The PartiQL Lang Kotlin source code uses the PartiQL IR Generator (PIG) to generate the AST data structure and associated Visitors and Visitor Transforms. The Visitor allows you to traverse the tree, while the Visitor Transforms allow you to modify the tree as it is traversed.

Example Use-Cases

Some readers may ask what use-cases may require traversing the AST, and this section proposes the following scenarios:

Checking for Data Manipulation Language (DML)

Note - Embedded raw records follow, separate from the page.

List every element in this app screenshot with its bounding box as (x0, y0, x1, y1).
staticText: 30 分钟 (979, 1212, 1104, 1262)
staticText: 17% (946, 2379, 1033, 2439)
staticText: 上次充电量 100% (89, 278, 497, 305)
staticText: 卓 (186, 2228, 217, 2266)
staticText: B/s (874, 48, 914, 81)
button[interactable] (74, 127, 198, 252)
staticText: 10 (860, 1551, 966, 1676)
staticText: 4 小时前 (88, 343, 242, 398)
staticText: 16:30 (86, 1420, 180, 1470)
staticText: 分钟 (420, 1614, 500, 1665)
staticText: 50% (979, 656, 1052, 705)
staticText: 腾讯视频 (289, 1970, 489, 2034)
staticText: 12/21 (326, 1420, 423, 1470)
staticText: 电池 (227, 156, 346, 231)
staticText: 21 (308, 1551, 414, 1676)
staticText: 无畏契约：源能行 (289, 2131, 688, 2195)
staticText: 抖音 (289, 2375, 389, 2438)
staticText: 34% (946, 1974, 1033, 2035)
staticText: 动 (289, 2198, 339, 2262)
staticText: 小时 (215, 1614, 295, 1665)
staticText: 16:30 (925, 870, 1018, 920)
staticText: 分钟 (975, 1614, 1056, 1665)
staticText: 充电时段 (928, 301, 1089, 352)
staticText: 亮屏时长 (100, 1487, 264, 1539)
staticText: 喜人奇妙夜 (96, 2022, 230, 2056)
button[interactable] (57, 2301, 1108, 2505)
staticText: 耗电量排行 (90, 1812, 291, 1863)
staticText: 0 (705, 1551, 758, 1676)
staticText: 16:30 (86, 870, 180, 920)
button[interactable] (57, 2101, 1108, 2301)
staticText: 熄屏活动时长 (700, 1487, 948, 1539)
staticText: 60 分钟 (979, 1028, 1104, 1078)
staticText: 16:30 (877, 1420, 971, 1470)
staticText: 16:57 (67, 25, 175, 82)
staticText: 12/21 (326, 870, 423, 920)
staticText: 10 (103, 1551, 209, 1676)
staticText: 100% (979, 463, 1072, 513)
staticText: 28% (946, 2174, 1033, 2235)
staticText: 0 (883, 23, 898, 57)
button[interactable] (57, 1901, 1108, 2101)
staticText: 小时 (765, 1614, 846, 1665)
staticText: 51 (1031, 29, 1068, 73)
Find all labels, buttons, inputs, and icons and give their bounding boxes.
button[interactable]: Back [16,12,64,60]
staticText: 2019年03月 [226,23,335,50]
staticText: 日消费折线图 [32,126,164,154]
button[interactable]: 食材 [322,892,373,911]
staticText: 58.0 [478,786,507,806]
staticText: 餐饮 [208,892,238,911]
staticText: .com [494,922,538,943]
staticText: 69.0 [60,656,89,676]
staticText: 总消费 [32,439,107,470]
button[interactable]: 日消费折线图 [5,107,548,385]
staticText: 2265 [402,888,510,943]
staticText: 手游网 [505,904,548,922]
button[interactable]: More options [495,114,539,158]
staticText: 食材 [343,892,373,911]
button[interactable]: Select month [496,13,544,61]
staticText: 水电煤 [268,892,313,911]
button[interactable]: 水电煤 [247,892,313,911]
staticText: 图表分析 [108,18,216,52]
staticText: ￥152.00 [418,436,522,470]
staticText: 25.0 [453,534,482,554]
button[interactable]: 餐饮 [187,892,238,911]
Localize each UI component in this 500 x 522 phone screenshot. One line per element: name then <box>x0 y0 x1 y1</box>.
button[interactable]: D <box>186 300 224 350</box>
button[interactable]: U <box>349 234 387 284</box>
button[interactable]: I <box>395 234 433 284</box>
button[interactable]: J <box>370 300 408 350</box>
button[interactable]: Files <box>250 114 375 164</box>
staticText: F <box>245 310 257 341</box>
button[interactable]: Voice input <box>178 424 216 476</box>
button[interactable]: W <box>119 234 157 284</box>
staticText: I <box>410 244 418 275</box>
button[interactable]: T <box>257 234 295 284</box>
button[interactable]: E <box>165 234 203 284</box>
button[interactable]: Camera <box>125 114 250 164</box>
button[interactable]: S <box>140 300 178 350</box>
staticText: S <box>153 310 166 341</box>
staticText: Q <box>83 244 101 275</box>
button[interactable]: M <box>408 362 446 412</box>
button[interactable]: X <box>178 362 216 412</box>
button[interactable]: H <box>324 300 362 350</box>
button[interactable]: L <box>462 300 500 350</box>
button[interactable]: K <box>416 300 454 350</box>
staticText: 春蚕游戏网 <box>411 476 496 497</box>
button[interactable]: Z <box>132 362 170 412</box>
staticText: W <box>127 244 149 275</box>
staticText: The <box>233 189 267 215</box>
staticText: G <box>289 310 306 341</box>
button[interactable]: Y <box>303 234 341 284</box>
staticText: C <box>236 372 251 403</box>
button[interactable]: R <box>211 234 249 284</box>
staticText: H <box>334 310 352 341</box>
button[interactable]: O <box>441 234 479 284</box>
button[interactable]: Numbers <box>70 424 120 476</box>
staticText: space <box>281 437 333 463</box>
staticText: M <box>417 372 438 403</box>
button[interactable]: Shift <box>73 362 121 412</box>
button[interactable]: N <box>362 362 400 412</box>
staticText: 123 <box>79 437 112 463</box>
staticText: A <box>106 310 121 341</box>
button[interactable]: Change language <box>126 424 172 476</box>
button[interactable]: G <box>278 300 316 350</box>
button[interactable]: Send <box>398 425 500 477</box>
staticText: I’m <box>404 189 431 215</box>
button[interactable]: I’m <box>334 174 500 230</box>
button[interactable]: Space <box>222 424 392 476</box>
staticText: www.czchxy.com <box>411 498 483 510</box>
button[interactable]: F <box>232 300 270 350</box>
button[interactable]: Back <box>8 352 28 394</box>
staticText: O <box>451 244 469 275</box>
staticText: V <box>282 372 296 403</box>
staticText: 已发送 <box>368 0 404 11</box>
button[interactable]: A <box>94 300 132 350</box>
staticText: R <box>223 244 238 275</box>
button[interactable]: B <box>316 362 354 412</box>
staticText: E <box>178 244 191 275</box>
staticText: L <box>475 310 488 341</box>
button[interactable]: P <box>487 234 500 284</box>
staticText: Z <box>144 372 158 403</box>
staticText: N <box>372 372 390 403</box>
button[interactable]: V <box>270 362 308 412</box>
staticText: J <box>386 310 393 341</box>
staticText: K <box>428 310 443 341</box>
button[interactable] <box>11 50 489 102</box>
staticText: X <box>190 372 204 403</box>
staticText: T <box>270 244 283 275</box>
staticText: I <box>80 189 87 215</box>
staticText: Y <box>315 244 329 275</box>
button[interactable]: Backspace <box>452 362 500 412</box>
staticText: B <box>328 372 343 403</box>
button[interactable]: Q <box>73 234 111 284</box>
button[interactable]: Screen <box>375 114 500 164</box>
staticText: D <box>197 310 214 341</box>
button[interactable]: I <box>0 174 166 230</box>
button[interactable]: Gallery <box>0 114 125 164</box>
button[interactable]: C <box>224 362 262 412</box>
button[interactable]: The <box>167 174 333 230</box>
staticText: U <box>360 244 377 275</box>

Suppose your application does not support DML in user-specified queries, and you have a Command Line Interface (CLI) that supports syntax highlighting. Your use-case might be to highlight any areas of the query that contain DML statements with red -- perhaps to show your users where their query is wrong.

This is a perfect example of how a PartiqlAst.Visitor can be leveraged to traverse the AST, check for DML statements, and throw exceptions with location information of the found statement.

import org.partiql.lang.domains.PartiqlAst
import org.partiql.lang.eval.sourceLocationMeta
import org.partiql.lang.syntax.PartiQLParserBuilder

fun main() {
    val parser = PartiQLParserBuilder.standard().build()
    val query = "INSERT INTO customers VALUE { 'id': 1, 'name': 'John' }"
    val ast = parser.parseAstStatement(query)

    try {
        DmlEnforcer.walkStatement(ast)
    } catch (ex: Throwable) {
        when (ex) {
            is DmlEnforcer.DmlException -> highlightErrorLocation(ex.line, ex.char, ex.length)
            is RuntimeException -> highlightErrorQuery()
            else -> highlightErrorQuery()
        }
    }
    highlightSuccessQuery()
}

object DmlEnforcer : PartiqlAst.Visitor() {
    override fun visitStatementDml(node: PartiqlAst.Statement.Dml) = throwDmlException(node)

    override fun walkStatementDml(node: PartiqlAst.Statement.Dml) = throwDmlException(node)

    private fun throwDmlException(node: PartiqlAst.Statement.Dml): Nothing = when (val source = node.metas[SourceLocationMeta.TAG] as? SourceLocationMeta) {
        null -> throw RuntimeException("DML not allowed.")
        else -> throw DmlException(source.lineNum, source.charOffset, source.length)
    }

    class DmlException(val line: Long, val char: Long, val length: Long) : RuntimeException(
        "DML not allowed. DML found at line $line, character $char, and length $length."
    )
}

private fun highlightErrorLocation(line: Long, char: Long, length: Long) = TODO("Whatever your application desires.")
private fun highlightErrorQuery() = TODO("Whatever your application desires.")
private fun highlightSuccessQuery() = TODO("Whatever your application desires.")

Specifying Operand Types

In a similar scenario, your use-case may be to only allow table references on the right-hand side (RHS) of the IN predicate. Or, perhaps, your use-case is to specifically exclude literal lists as the RHS operand. Either way, we can use the PartiqlAst.Visitor abstract class to accomplish this.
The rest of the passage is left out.